The Value of Values
I’m a big fan of Values when it comes to the business world. Corporate values combine with a company’s Vision and Mission in order to codify what the company is going to achieve, how it intends to achieve it and what code of conduct it will exhibit in the doing. When done well, these three aspects work together to determine the direction the company is taking and give clarity to customers and employees alike.
The power of values is that they give a shared framework of ethics to base decisions on. This needs to be a truism regardless of the consequences; maintaining the values should align with the vision of the company, regardless of short term commercial considerations. If you hold true to your values, you will move closer to your vision. If you have the right vision, commercial success will be the outcome of achieving it.
Without this commitment values are not values at all and in the worst cases they are eventually revealed to be lies.
I suspect being a ‘nerd’* has some impact on this. I like values as they provide me with a clarity that eases decision making. I have a lot of difficulty when being told to act against company values in terms of the outcomes of a decision I need to make. In leadership positions this is even more problematic, as I’ve been required to advocate for decisions made by superiors which I know to contravene the values the company has. For me this equates to being ordered to lie. To my shame, I tried to do this earlier in my career, always to my eventual cost. It is with hard learned experience that I know that holding true to your values, both personal, and corporate, can be the most important factor in maintaining a positive mental approach to the working environment.
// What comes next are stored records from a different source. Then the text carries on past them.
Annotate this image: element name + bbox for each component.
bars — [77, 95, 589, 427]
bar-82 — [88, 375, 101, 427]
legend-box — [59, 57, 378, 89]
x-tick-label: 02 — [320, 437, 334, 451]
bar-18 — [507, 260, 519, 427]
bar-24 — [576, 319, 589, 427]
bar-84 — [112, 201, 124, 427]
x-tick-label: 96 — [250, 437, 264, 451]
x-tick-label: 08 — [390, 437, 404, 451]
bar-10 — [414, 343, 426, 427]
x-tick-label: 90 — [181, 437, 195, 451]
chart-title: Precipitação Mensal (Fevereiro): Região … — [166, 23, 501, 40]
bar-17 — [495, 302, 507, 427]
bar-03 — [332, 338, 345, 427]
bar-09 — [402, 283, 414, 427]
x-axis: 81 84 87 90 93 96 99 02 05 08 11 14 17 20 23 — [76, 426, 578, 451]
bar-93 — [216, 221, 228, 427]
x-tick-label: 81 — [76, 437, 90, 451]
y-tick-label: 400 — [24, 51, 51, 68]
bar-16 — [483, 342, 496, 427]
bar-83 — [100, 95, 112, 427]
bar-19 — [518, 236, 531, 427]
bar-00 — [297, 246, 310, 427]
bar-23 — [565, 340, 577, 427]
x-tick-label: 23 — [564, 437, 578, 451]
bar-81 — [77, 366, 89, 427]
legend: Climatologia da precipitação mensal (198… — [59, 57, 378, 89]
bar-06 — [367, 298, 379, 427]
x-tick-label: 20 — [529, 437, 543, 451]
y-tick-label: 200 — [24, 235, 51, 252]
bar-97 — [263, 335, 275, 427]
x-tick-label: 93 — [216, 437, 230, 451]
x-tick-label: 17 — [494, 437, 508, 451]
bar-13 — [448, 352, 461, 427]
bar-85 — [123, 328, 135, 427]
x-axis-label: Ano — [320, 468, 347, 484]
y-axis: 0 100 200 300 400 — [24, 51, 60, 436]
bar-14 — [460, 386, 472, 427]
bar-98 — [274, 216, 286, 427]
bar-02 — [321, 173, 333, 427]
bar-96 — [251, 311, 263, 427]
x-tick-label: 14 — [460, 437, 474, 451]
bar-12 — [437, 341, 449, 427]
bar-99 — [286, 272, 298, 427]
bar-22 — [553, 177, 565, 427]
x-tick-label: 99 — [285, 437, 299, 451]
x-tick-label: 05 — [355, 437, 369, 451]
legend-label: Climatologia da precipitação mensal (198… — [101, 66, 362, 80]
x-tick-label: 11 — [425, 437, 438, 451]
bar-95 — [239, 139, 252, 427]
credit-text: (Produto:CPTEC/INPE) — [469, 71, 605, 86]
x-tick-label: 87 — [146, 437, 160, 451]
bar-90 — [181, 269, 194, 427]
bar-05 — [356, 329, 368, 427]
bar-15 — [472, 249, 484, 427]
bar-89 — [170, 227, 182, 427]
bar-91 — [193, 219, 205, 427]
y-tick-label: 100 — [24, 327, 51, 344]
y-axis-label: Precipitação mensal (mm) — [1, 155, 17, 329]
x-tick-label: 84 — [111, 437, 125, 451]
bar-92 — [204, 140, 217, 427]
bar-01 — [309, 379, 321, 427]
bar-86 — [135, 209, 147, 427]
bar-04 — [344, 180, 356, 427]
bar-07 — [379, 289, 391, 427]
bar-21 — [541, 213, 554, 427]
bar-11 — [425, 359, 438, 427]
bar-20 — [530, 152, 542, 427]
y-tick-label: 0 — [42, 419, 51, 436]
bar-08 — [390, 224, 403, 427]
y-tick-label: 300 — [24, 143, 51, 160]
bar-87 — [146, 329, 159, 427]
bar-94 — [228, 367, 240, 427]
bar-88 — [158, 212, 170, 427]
In business I’ve seen a number of companies disregard their stated values because to maintain them would cost money. Often the leadership of the company would rationalise the decision to act against stated values, by reasoning that the value was being followed but in an esoteric way.
An example I was exposed to can best be summed up with the following sentence: ‘We can’t be ‘Customer Focused’ if we don’t exist, therefore this action which penalises customers, is being Customer Focused.’
The logic being given was that the continued existence of the company was needed for Customer Focus to have any meaning at all. Some of you reading this will no doubt agree with this logic, but the reality is that it wasn’t the existence of the organisation that was at stake. Rather it was the positions of the people making the decision. It was hitting or missing a revenue target that was the primary driver. If the targets weren’t hit, then the leadership of the organisation may well have been removed. It may also have precipitated a re-structure of the company meaning others would have lost their jobs. Maintaining the company’s profit level was simply more important than providing a customer focused response.
Now, I’m not stating that this decision was correct or a mistake in these circumstances. What it definitely was not was in line with the company’s Values. It acted against the core ideals that the company should hold dear in order to achieve its vision. Whether the decision was right or wrong is aligned to whether the company had the right values. This beggars the question of whether the company vision was right or wrong, or was this too simply a lie. Did the company’s actual vision boil down to “Hit revenue targets regardless”, as opposed to the objective as told to customers and staff?
The impression this gave to staff (I was not alone in my disillusion) was that the actual value was “Profit focus”, and that I think whilst it may not have been as inspiring to a collection of nerds, having this as an actuarial value would at least have been honest.
And I think this is the power that values truly have. When adhered to they promote honesty and trust between all members of whatever organisation is involved.
*Note - For me, “Nerd” is a term of honour and affection. I like nerds regardless of what it is they are nerds about. A nerd is a person who has the courage to not care about the perceptions others have of them. I learned long ago that some people will judge first and be curious later. I didn’t really care about the judgement of others, even when that led to bullying and being laughed at. Whenever I tried to fit in it simply felt wrong; a lie. I was only ever comfortable being what I am, and that is very much a nerd.